Windows PC’s seem to develop plaque over time (Mac computers may also, I just don’t have experience with them). The visible result is your PC seems to run slower over time. That plaque is the result of the various programs the average user installs, knowingly or unknowingly while using the PC. Updates, website add-ins, etc. all add software to your PC.
By far the cleanest solution is to back up everything, erase your hard disk, reinstall Windows and the applications, and restore your data. But for many PC users, finding all the installation CD’s can be challenging enough to keep them from doing a real scrubbing.
There are a number of free tools to let you address some of the issues (e.g. registry bloat, hard drive fragmentation, etc.) that I’ve written about in the past.
Way back at the beginning of this series (in Tech Bit 15) I wrote about a commercial all in one software package called System Mechanic, then at version 7. Its advantage is it combines a number of separate functions into a single software package that simplifies tuning up your system without resorting to scrubbing it.

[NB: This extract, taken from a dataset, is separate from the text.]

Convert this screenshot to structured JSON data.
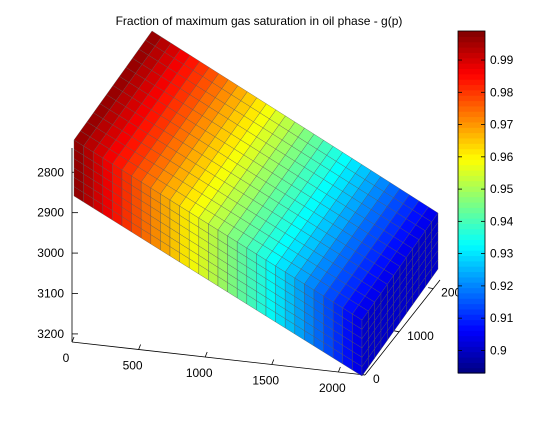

I’ve got System Mechanic 10.5 on my notebook computer. It has found 844 unused registry entries I didn’t need, a bunch of system clutter, optimized my hard disk and generally cleaned up my system.
Since benchmarks in the real world don’t really measure performance in normal usage, I didn’t run before and after benchmarks. What I can report is the system is perceptibly fast and I think a bit more stable (I haven’t seen a mysterious crash one of my applications had occasionally since I’ve done the System Mechanic cleaning of my system).
If I have any complaint, and this is true about more and more software, is that System Mechanic assumes during installation that you want it to run and keep cleaning up all the time. I find that frustrating if for no other reason that every program running takes a little bit of the computer’s RAM memory and processor time, effectively slowing down the computer a little. As an example Adobe has an program that runs all the time just to check for updates. While System Mechanic helps with disabling some of those “redundant” programs, it replaces them with itself.
But if you are not a computer geek, having a program like System Mechanic to help optimize your system is a good idea.